Netanyahu a enfin compris : l’ancien dirigeant du Hamas, Yahya Sinwar, est parvenu à le mettre échec et mat.

“Notre grand joueur d’échecs, M. Sécurité, M. Guerre contre le terrorisme, l’homme qui a consacré sa vie à prévenir un événement palestinien majeur, s’est retrouvé entraîné dans un scénario historique d’envergure. Bibi pensait avoir assiégé la bande de Gaza, mais en réalité, Sinwar est bien le stratège du siège diplomatique d’Israël.

“L’objectif de l’attaque du Hamas du 7 octobre n’était pas une victoire militaire. Le Hamas n’en avait pas les moyens. L’objectif était de pousser Israël à réagir. L’attaque perpétrée par le Hamas, qui a fait des centaines de morts et dont les images sont suffisamment choquantes pour remplir trois Yad Vashem [mémorial de la Shoah], a été planifiée pour pousser Israël à bout.
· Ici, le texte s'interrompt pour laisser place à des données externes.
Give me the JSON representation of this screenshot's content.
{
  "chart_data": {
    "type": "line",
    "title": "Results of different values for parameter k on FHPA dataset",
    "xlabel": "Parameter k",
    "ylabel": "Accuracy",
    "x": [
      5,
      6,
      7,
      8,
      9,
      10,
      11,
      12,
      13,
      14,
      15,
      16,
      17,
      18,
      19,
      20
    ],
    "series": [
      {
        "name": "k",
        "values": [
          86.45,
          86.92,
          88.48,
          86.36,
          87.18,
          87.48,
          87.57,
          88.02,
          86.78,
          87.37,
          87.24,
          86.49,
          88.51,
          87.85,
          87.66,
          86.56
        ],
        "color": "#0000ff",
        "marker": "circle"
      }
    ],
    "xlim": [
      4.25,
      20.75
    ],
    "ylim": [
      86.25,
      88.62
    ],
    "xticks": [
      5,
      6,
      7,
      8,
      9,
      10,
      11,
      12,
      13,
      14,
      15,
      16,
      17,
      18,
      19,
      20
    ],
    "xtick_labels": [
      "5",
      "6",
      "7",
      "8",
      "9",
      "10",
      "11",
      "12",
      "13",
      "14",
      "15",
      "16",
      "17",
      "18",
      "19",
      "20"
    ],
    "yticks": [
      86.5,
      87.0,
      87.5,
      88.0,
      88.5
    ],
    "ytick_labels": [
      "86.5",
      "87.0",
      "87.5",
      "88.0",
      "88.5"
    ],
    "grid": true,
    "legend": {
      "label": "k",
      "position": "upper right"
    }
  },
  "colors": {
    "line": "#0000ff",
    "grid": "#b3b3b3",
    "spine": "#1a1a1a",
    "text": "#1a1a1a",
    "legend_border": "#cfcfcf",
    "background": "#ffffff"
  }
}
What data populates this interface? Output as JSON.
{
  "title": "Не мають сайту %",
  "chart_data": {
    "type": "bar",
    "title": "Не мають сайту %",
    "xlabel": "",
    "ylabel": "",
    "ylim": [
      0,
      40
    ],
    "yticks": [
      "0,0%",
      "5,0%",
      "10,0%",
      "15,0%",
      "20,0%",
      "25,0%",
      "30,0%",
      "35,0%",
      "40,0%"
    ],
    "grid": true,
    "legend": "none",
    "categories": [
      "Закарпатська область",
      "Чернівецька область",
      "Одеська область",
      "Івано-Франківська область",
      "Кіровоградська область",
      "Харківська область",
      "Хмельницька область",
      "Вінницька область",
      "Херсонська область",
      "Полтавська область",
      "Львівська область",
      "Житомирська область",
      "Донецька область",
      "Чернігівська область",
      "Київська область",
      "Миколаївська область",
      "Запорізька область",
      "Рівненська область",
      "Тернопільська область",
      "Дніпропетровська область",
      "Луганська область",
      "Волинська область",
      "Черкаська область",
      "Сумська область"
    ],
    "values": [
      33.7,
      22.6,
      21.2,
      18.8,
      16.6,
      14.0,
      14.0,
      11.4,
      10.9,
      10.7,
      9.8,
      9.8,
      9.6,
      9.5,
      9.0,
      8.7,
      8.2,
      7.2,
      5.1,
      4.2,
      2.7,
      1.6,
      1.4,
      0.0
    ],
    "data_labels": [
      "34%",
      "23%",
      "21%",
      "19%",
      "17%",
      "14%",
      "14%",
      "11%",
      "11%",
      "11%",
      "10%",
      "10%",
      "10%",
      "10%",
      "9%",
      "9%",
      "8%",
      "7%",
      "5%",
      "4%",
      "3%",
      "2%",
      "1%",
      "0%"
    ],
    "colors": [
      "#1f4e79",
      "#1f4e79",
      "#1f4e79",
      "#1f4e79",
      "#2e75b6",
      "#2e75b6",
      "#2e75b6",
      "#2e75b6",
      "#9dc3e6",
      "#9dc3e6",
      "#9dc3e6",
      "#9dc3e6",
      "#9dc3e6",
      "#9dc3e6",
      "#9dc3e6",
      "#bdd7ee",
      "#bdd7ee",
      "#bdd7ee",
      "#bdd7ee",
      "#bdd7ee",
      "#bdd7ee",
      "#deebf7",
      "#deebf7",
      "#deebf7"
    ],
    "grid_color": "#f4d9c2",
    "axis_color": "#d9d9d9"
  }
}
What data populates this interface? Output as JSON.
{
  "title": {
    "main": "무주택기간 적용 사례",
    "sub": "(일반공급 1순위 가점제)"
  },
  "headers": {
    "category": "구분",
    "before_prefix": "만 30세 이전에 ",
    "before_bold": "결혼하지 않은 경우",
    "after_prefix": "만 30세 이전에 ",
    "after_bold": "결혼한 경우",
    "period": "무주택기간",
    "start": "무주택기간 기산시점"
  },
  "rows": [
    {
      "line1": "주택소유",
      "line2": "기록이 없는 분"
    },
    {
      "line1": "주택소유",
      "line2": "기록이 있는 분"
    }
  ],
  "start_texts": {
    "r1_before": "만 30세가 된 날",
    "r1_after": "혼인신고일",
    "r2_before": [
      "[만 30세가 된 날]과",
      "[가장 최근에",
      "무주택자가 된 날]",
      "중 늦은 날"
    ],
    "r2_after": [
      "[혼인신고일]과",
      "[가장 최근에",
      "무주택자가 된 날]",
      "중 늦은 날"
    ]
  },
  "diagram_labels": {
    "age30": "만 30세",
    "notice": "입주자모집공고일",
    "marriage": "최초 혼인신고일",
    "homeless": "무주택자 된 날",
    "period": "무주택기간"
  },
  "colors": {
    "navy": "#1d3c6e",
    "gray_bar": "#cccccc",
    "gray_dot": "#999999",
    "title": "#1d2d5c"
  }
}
“Comme le dit le livre biblique des Proverbes, ce n’est pas seulement l’homme juste qui connaît l’âme de son animal. Un Palestinien emprisonné en Israël connaît également l’âme de ses geôliers. Sinwar savait que les Juifs s’étaient préparés toute leur vie au prochain holocauste. C’est la raison pour laquelle Israël organise des survols d’Auschwitz : pour promettre qu’en cas de nouvel holocauste, l’État hébreu ripostera plutôt que de se laisser mener comme des moutons à l’abattoir.

“Ce réflexe a fonctionné, même s’il n’a été opposé qu’à des ‘terroristes en tongs’, pour reprendre les termes de Netanyahu, et non à la machine de guerre nazie. Après l’attaque du Hamas, personne n’était là pour empêcher les portes de l’enfer de s’ouvrir. Israël a joué le rôle tragique prévu par Sinwar. Il s’est lancé dans une campagne de vengeance que même le diable n’aurait pas imaginée.

“C’est précisément ce qu’attendait Sinwar. Il n’a pas orchestré de faux génocide, il a planifié une action méticuleuse qui a exposé tout son peuple à un génocide perpétré par Israël. Le génocide palestinien est le plateau macabre où leur État va être servi.

“Expert en sionisme et en culture juive, Sinwar a appuyé sur tous les déclencheurs du traumatisme juif. On peut désormais comprendre la note qu’il a laissée au sujet de la prise d’un ‘risque calculé’ non seulement comme un risque, mais comme un potentiel génocide.

À en juger par ce qui s’est passé aux Nations unies, cette manœuvre semble avoir fonctionné. Le monde a assisté à un génocide, a incriminé Israël et commence enfin à agir (Sinwar maîtrisait à la fois le monde et l’ampleur du bain de sang nécessaire à sa prise de conscience).

“Cette fois-ci, l’Holocauste n’est pas la seule injustice historique à hanter l’esprit du monde alors qu’il cherche à trouver une solution au conflit. Et tout comme l’Holocauste a donné naissance à l’État d’Israël, ce génocide donnera naissance à l’État palestinien. La violence dont Israël a fait preuve à Gaza s’est retournée contre lui telle un boomerang diplomatique.

Bibi croyait avoir assiégé la bande de Gaza, mais il s’avère que Sinwar a orchestré un blocus diplomatique contre IsraëlDans sa guerre vengeresse à Gaza, Israël a joué le rôle tragique que le Hamas lui a attribué”, selon Haaretz.

Conclusion : l’ignorance malveillante de Netanyahou a contribué à créer ce qu’il a toujours le plus haï : la création d’un État palestinien. La question est maintenant de savoir si le Hamas peut transformer cette victoire politique en une entité géographique distincte dotée de ses propres frontières, d’un organe directeur indépendant et d’un contrôle souverain sur son propre territoire.

Nous espérons qu’ils y parviendront.